Tempestività dell’operazione, si diceva; ma anche importanza, proprio nei confronti dell’italiano standard, di questo nostro fiorentino del Mugello. Il mugellano è un fiorentino ben conservato, ossia di tipo arcaico, perchè, data la sua posizione geografica (a Nord-Est), si è difeso meglio dello stesso fiorentino di città dalla spinta e dalle infiltrazioni del toscano occidentale (quello del Vernacoliere , per intenderci), che è oggi nella nostra regione la varietà dialettale più marcata e più dinamica—in fase, potremmo dire,  di espansione. In secondo luogo, proprio la varietà mugellana, con i Medici di Cafaggiolo e con i fratelli Pulci, entra come componente di indubbio rilievo nella produzione letteraria di quell’umanesimo volgare ( e non solo villereccio),  a cui tanto deve anche l’italiano d’oggi. Sarà anche per questo che intere frasi di lettere di viaggiatori fiorentini del secondo Quattrocento mi sembravano dettate da mio nonno, e non a caso la Vallomy ha potuto estrarre il suo titolo da una lettera di Luigi Pulci (si consulti del resto,a questo proposito, il Glossario delle parole mugellane entrate ( o comunque riscontrabili) nell’uso letterario,pp.107-133). Questo poi anche per dire che fra l’italiano standard e il mugellano non possono esserci fenomeni di rigetto:si tratta dello stesso ceppo, ed il nostro quotidiano linguistico, specie per quanto riguarda il lessico,può pertanto essere agevolmente riimmesso in circolazione per corroborare, e quasi legittimare, anche le nostre esecuzioni a livello standard.

Nell’ambiente mediterraneo il grosso della lingua è stato sempre portato dalla società contadina, ossia dai parlanti di una cultura prevalentemente agricola. Sta di fatto che le stesse lingue romanze, pur rifacendosi al latino, continuano, più specificamente, un sermo rusticus, e non quello che era stato il sermo urbanus delle cerchie gentilizie. Nella sua  indagine, la Vallomy Bettarini si orienta pertanto sulla casa colonica, ossia sull’operosità stagionale, sulla domesticità quotidiana,sulla religiosità liturgico-folclorica delle nostre famiglie contadine, dando giusto risalto, attraverso le rievocazioni della Marisa, al ruolo e alla terminologia delle donne , che  anche in quest’ambiente rustico costituiscono un versante di imprescindibile complementarità.

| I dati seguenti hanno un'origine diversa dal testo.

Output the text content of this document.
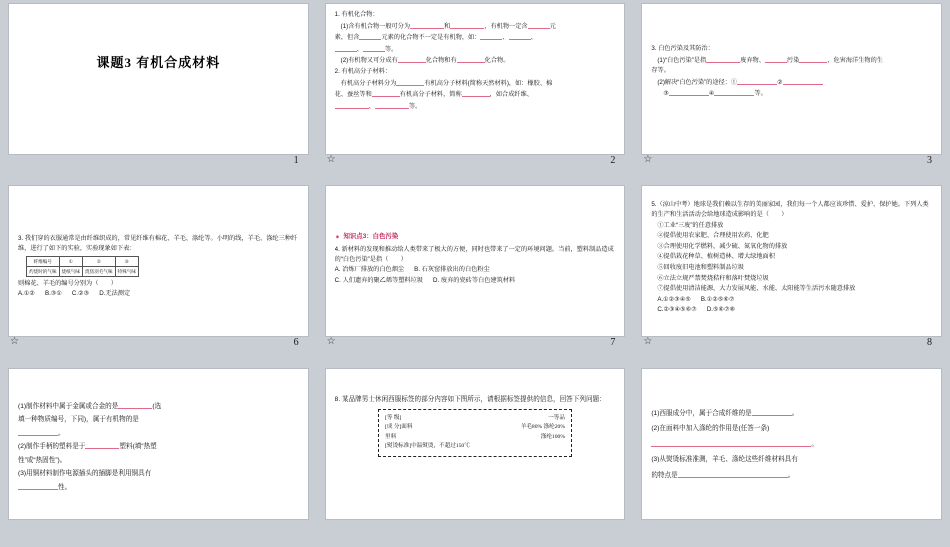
课题3 有机合成材料
1
1. 有机化合物：
(1)含有机合物一般可分为	和	，有机物一定含	元
素，但含	元素的化合物不一定是有机物，如：	、	、
、	等。
(2)有机物又可分成有	化合物和有	化合物。
2. 有机高分子材料：
有机高分子材料分为	有机高分子材料(简称天然材料)，如：橡胶、棉
花、蚕丝等和	有机高分子材料，简称	，如合成纤维、
、	等。
☆	2
3. 白色污染及其防治：
(1)“白色污染”是指	废弃物、	污染	，危害海洋生物的生
存等。
(2)解决“白色污染”的途径：①	②
③	④	等。
☆	3
3. 我们穿的衣服通常是由纤维织成的，常见纤维有棉花、羊毛、涤纶等。小明的线，羊毛、涤纶三种纤维，进行了如下的实验，实验现象如下表：
纤维编号	①	②	③
灼烧时的气味	烧纸气味	烧焦羽毛气味	特殊气味
则棉花、羊毛的编号分别为（　　）
A.①② B.③① C.②③ D.无法测定
☆	6
➧ 知识点3：白色污染
4. 新材料的发现和推动给人类带来了极大的方便，同时也带来了一定的环境问题。当前，塑料制品造成的“白色污染”是指（　　）
A. 冶炼厂排放的白色烟尘 B. 石灰窑排放出的白色粉尘
C. 人们遗弃的聚乙烯等塑料垃圾 D. 废弃的瓷砖等白色建筑材料
☆	7
5.（涼山中考）地球是我们赖以生存的美丽家园，我们每一个人都应该珍惜、爱护、保护她。下列人类的生产和生活活动会给地球造成影响的是（　　）
①工业“三废”的任意排放
②提倡使用农家肥、合理使用农药、化肥
③合理使用化学燃料，减少硫、氮氧化物的排放
④提倡栽花种草、植树造林、增大绿地面积
⑤回收废旧电池和塑料制品垃圾
⑥立法立规严禁焚烧秸秆和落叶焚烧垃圾
⑦提倡使用清洁能源，大力发展风能、水能、太阳能等生活污水随意排放
A.①②③④⑤ B.①②⑤⑥⑦
C.②③④⑤⑥⑦ D.⑤⑥⑦⑧
☆	8
(1)制作材料中属于金属或合金的是	(选
填一种物质编号，下同)，属于有机物的是
。
(2)制作手柄的塑料是于	塑料(填“热塑
性”或“热固性”)。
(3)用铜材料制作电源插头的插脚是利用铜具有
性。
8. 某品牌男士休闲西服标签的部分内容如下图所示，请根据标签提供的信息，回答下列问题：
[等 级]	一等品
[成 分]面料	羊毛80% 涤纶20%
里料	涤纶100%
[熨烫标准]中温熨烫，不超过150℃
(1)西服成分中，属于合成纤维的是	。
(2)在面料中加入涤纶的作用是(任答一条)
。
(3)从熨烫标准准测，羊毛、涤纶这些纤维材料具有
的特点是	。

Parlata è termine che, ancor più di dialetto, mantiene, accanto a quella linguistica, una valenza socio-antropologica.E’ quindi naturale che espressioni caratteristiche, modi di dire, proverbi,cantilene – insomma,tutto il prezioso materiale raccolto—si trovino distribuiti nel libro in coaguli tematici ( i figli, il lavoro,ecc.) o di genere (devozioni serali, scongiuri ,ecc.). Il toponimo posto puntualmente fra parentesi dopo ogni citazione (Vicchio, Luco, Sagginale, ecc.) vuol ovviamente indicare il luogo di prelievo, e non l’area di diffusione dell’enunciato in questione, la  quale è spesso molto più ampia.

Proverbi, cantilene, espressioni idiomatiche, sono anch’essi dei microtesti che ovviamente presentano problemi di trasmissione e di edizione, tanto più difficili da affreontare per la loro stessa condizione d’oralità. Sappiamo infatti che l’oralità non solo non lascia documenti scritti sul suo percorso di diffusione, ma anche dispone-anzi, sollecita- il parlante tanto alla variazione formale quanto a slittamenti e conversioni di senso. Non c’è quindi da meravigliarsi se i lettori mugellani potranno in più di un caso citare varianti generazionali od areali in margine ai lemmi e alle definizioni di queste voci. L’importante è aver saputo cogliere e raccogliere ancora in tempo queste differenze, d’ordine ben più rilevante (da mugellano, cioè, a italiano standard), le quali garantiscono la nostra identità linguistico-culturale in seno all’Italia e all’italiano d’oggi.

Il libro (non si può tacere) è stato anche arricchito dall’opera di vari artisti sia dell’obiettivo che del lapis o del carboncino, quali Mario Calzolai, Carlo Adini, Federigo Bencini,  Patrizia e Luciana Gabellini: essi hanno secondato con intendimento e con amore, possiamo dire, quanto la pagina scritta veniva ordinatamente esponendo ed evocando.